Based on the cacao percentage of chocolate may difer into ;
- Sweet Chocolate - around 30% cacao content
- Semisweet Chocolate - 50% - 60% cacao content
- bittersweet chocolate - 70% -85% cacao content
- bitter chocolate - up until 99% cacao content
Cacao content is comprised of both cacao and cacao butter and the percentage of cacao in chocolate that determines how sweet or bitter it tastes.
COMPOUND AND COUVERTURE CHOCOLATE
Compound, This chocolate is made from cocoa, sweeteners and vegetable fat instead -cocoa butter- that acts as the solidifying agent. Generally cheaper to manufacture and it doesn’t need tempering. it can be easily melted and set. They are versatile choice as a base for any recipe that requires chocolate.
Couverture chocolate has a cocoa butter base, so you will need to temper this type of chocolate in most cases.

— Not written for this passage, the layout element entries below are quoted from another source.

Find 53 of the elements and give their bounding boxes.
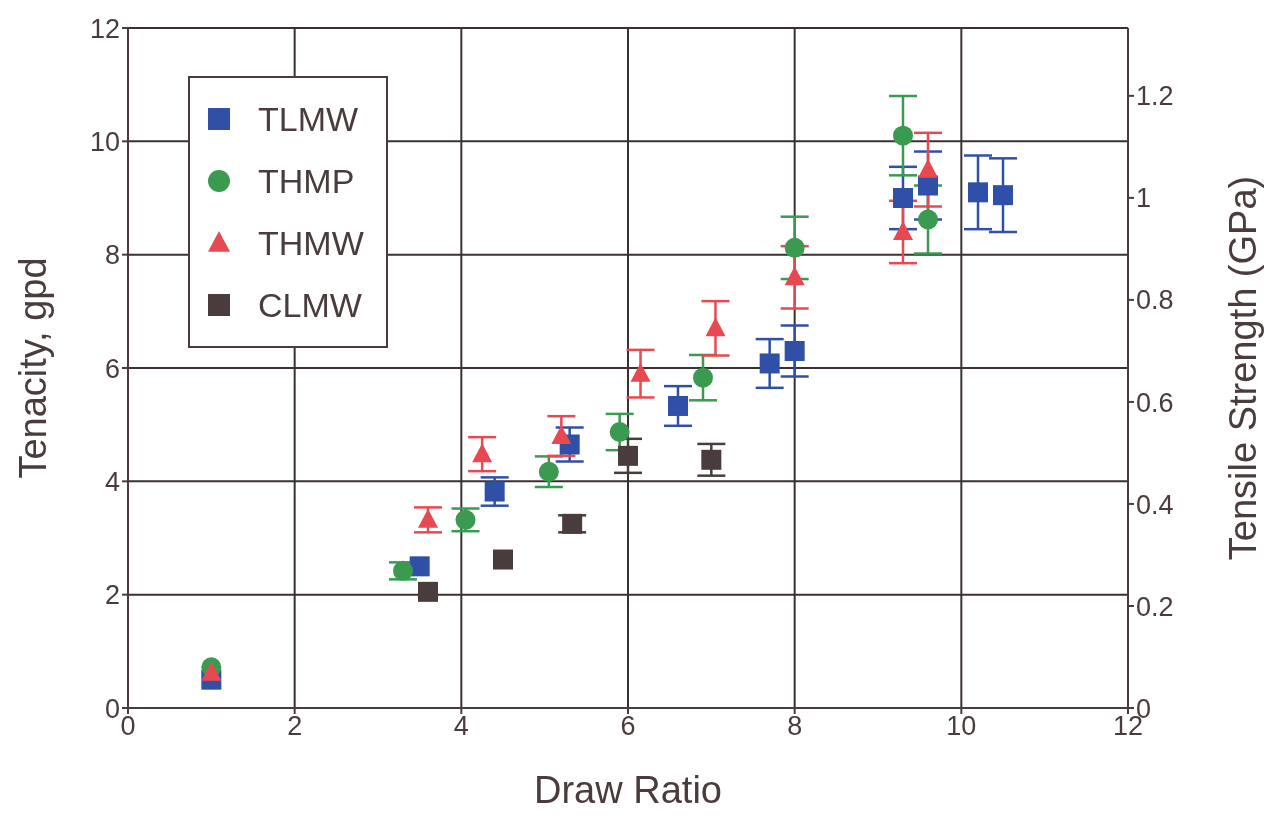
y2-tick-label: 0.4 (1136, 489, 1174, 520)
y-tick-label: 4 (104, 466, 120, 497)
point (918, 209, 938, 230)
legend-label: THMW (258, 223, 364, 263)
point (418, 508, 438, 528)
y-tick-label: 10 (89, 126, 120, 157)
point (538, 461, 559, 482)
point (701, 449, 722, 470)
point (705, 317, 726, 337)
point (668, 395, 688, 416)
point (784, 266, 805, 286)
y-tick-label: 6 (104, 353, 120, 384)
x-tick-label: 8 (787, 711, 803, 742)
point (562, 513, 583, 534)
point (393, 560, 413, 581)
y2-tick-label: 0.2 (1136, 591, 1174, 622)
y2-axis-title: Tensile Strength (GPa) (1222, 175, 1265, 561)
point (409, 556, 430, 577)
point (693, 367, 713, 388)
point (918, 158, 938, 178)
point (551, 425, 572, 444)
point (893, 188, 913, 208)
point (993, 185, 1013, 206)
point (472, 443, 493, 463)
point (618, 445, 638, 466)
y-tick-label: 12 (89, 13, 120, 44)
legend-label: THMP (258, 161, 355, 201)
y2-tick-label: 1 (1136, 183, 1152, 214)
x-axis-title: Draw Ratio (534, 769, 722, 811)
point (759, 353, 780, 374)
x-tick-label: 2 (287, 711, 303, 742)
point (784, 341, 805, 361)
point (493, 549, 513, 570)
point (630, 362, 651, 382)
legend-label: CLMW (258, 285, 362, 325)
point (968, 182, 988, 203)
y-tick-label: 8 (104, 240, 120, 271)
point (609, 422, 630, 443)
x-tick-label: 6 (620, 711, 636, 742)
point (418, 581, 438, 602)
point (893, 221, 913, 240)
x-tick-label: 4 (453, 711, 469, 742)
point (893, 125, 913, 146)
y2-tick-label: 0.6 (1136, 387, 1174, 418)
point (455, 509, 476, 530)
y-axis-title: Tenacity, gpd (12, 257, 55, 479)
legend-label: TLMW (258, 99, 359, 139)
y2-tick-label: 1.2 (1136, 81, 1174, 112)
y-tick-label: 2 (104, 580, 120, 611)
y2-tick-label: 0.8 (1136, 285, 1174, 316)
point (784, 237, 805, 258)
x-tick-label: 10 (946, 711, 977, 742)
point (918, 175, 938, 196)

The couverture chocolate is the more difficult of the types of chocolate to use due to the fact that it needs to be tempered, but is considered by many to have the best flavor as well as appearance when made into the finished item .
Tempering. the process of ensuring that the cocoa butter solidifies evenly so that the end product can be used.

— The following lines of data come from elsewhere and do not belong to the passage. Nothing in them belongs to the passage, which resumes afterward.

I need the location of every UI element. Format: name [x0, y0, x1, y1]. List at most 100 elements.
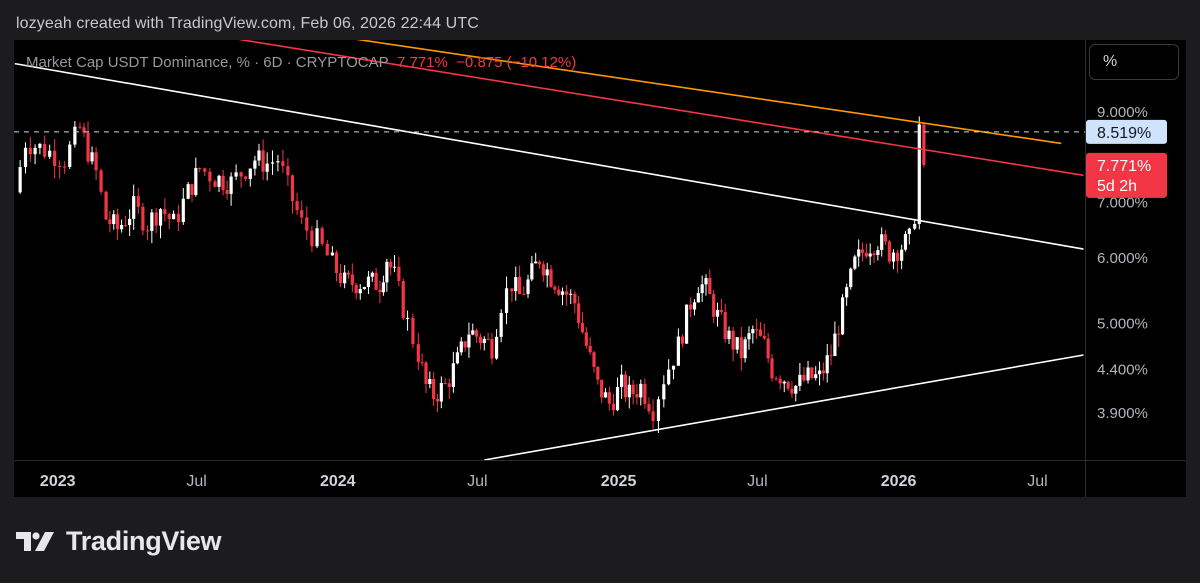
svg-text:5d 2h: 5d 2h [1097, 178, 1137, 195]
candle [522, 286, 526, 296]
candle [689, 297, 693, 318]
candle [712, 290, 716, 324]
candle [770, 353, 774, 382]
candle [315, 220, 319, 249]
candle [565, 284, 569, 307]
candle [167, 212, 171, 230]
candle [696, 286, 700, 303]
candle [370, 271, 374, 282]
candle [38, 142, 42, 155]
candle [132, 184, 136, 230]
candle [573, 290, 577, 314]
candle [310, 226, 314, 253]
candle [290, 174, 295, 214]
candle [358, 284, 362, 300]
candle [58, 160, 62, 179]
candle [596, 366, 600, 385]
candle [366, 270, 371, 295]
candle [758, 322, 763, 337]
candle [154, 207, 158, 234]
candle [43, 135, 47, 159]
x-tick-label: 2025 [601, 473, 637, 490]
candle [239, 171, 243, 188]
y-tick-label: 4.400% [1097, 361, 1148, 378]
x-tick-label: Jul [186, 473, 206, 490]
y-tick-label: 5.000% [1097, 315, 1148, 332]
candle [482, 336, 486, 351]
candle [903, 231, 908, 252]
candle [63, 161, 67, 174]
candle [439, 376, 443, 409]
candle [300, 200, 304, 224]
candle [588, 337, 592, 355]
candle [68, 141, 72, 170]
candle [545, 262, 549, 288]
candle [584, 327, 588, 349]
candle [435, 394, 440, 413]
candle [704, 274, 708, 296]
candle [514, 266, 518, 301]
candle [221, 169, 225, 196]
candle [833, 321, 837, 357]
trendline-ascending-white[interactable] [484, 354, 1084, 460]
candle [743, 336, 747, 363]
candle [163, 198, 167, 222]
candle [883, 229, 888, 246]
candle [265, 152, 269, 181]
candle [762, 323, 766, 340]
candle [455, 346, 460, 365]
candle [397, 256, 401, 287]
candle [786, 380, 790, 391]
candle [864, 243, 868, 259]
candle [821, 362, 825, 381]
y-tick-label: 7.000% [1097, 194, 1148, 211]
candle [136, 188, 140, 214]
candle [907, 227, 911, 245]
chart-area[interactable] [14, 40, 1186, 497]
candle [459, 337, 463, 356]
tradingview-logo-icon [16, 532, 54, 551]
candle [845, 283, 849, 306]
candle [651, 399, 655, 429]
trendline-resistance-red[interactable] [49, 9, 1084, 177]
candle [643, 378, 647, 409]
candle [731, 326, 735, 362]
candle [778, 375, 782, 390]
candle [115, 208, 120, 240]
candle [217, 174, 221, 193]
candle [141, 202, 145, 236]
candle [428, 371, 432, 389]
price-label: 8.519% [1086, 119, 1167, 144]
candle [623, 370, 628, 403]
candle [33, 144, 37, 165]
candle [662, 375, 666, 408]
candle [305, 206, 309, 240]
candle [350, 263, 354, 293]
candle [463, 340, 467, 352]
candle [817, 361, 822, 386]
candle [684, 304, 689, 344]
candle [537, 260, 542, 269]
candle [560, 287, 565, 306]
candle [647, 397, 651, 415]
candle [790, 381, 794, 398]
percent-scale-button[interactable]: % [1089, 44, 1179, 80]
candle [94, 147, 98, 181]
candle [23, 142, 28, 174]
candle [860, 242, 865, 262]
candle [475, 328, 479, 343]
price-change: −0.875 [456, 54, 503, 71]
candle [281, 149, 285, 173]
candle [18, 160, 22, 194]
candle [112, 210, 116, 230]
candle [868, 243, 872, 265]
trendline-resistance-orange[interactable] [150, 9, 1062, 145]
candle [603, 388, 608, 398]
candle [286, 158, 290, 186]
candle [600, 379, 604, 404]
trendline-descending-white[interactable] [14, 62, 1084, 250]
candle [715, 302, 720, 327]
candle [774, 376, 778, 381]
svg-text:7.771%: 7.771% [1097, 158, 1151, 175]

WHY MUST TEMPERING THE CHOCOLATE BEFORE USE??
Due to cacao butter reside inside the courveture chocolate, Cocoa butter is fat that is composed of three to four glycerides of fatty acids. What complicates matters in chocolate making is that each of these different fatty acids solidifies at a different temperature. Once you melt a chocolate bar, the fatty acid crystals separate. The objective in tempering melted chocolate is to entice the disparate fatty acid crystals of cocoa butter back into one stable form.

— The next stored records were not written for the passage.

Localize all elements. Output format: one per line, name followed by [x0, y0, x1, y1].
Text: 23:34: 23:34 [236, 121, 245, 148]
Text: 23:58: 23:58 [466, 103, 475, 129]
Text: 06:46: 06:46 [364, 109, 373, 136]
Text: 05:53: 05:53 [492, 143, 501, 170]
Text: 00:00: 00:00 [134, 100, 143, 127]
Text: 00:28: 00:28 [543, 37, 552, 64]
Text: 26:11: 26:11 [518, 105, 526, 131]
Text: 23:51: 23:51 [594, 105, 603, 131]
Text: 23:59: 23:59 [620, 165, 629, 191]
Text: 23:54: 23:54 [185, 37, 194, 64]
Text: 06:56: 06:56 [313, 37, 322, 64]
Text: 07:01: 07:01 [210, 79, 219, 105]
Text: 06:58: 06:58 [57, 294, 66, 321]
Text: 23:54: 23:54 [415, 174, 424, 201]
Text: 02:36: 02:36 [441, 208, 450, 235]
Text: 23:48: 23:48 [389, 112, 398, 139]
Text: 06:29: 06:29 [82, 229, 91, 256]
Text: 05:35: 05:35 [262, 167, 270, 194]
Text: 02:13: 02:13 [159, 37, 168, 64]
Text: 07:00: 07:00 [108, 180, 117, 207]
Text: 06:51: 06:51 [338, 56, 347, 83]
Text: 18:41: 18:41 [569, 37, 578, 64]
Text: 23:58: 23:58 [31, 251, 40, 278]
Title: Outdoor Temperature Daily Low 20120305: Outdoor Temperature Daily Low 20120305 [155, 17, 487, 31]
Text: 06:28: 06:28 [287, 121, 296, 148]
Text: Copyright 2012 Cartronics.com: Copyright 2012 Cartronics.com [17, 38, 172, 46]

Tempering is like organizing each color at a group of different color into matching a one single color that group agree on . For chocolate, temperature and motion are the party organizers that bring all the individual dancing crystals of fatty acids together in long lines and, in the process, create a stable crystallization throughout the chocolate mass.
HOW TO TEMPER THE COURVETURE CHOCOLATE?
The easier method to temper the chocolate is the "seeding" technique.
For example, there's 400 gr courveture chocolate you have that you want to use.
- chop all the chocolate into small and uniform pieces.
- prepare and small heat the pan (filled with water) and bowl for chocolate melting. add 300gr(1/3) chocolate to melt and stir slowly
- after it reach the target of each type of chocolate you using, set aside from the heat of hot water and stir it, add the remaining chocolate (100gr) that you set aside in the first place.. and stir it until it reach tempered temperature..
this table show you the correct temperature for each different type of chocolate...
keep in mind; if tempering the chocolate will be using in a hour or so just make sure the tempered chocolate stay within range of tempered temperature for each type of the chocolate you use for tempering.
also, when tempered chocolate get burn, it's irreversible so must be carefull not to over heat the temperered chocolate.
WHAT IF I USE THE COURVETURE CHOCOLATE DIRECTLY ??
There's no harmfull effect if we just consume untempered/bad tempered couverture chocolate directly. But, there's huge difference when it being use for coating the product, chocolate modeling, praline chocolate as the appearence of the product will be bad and not shiny as it's intended to be presented.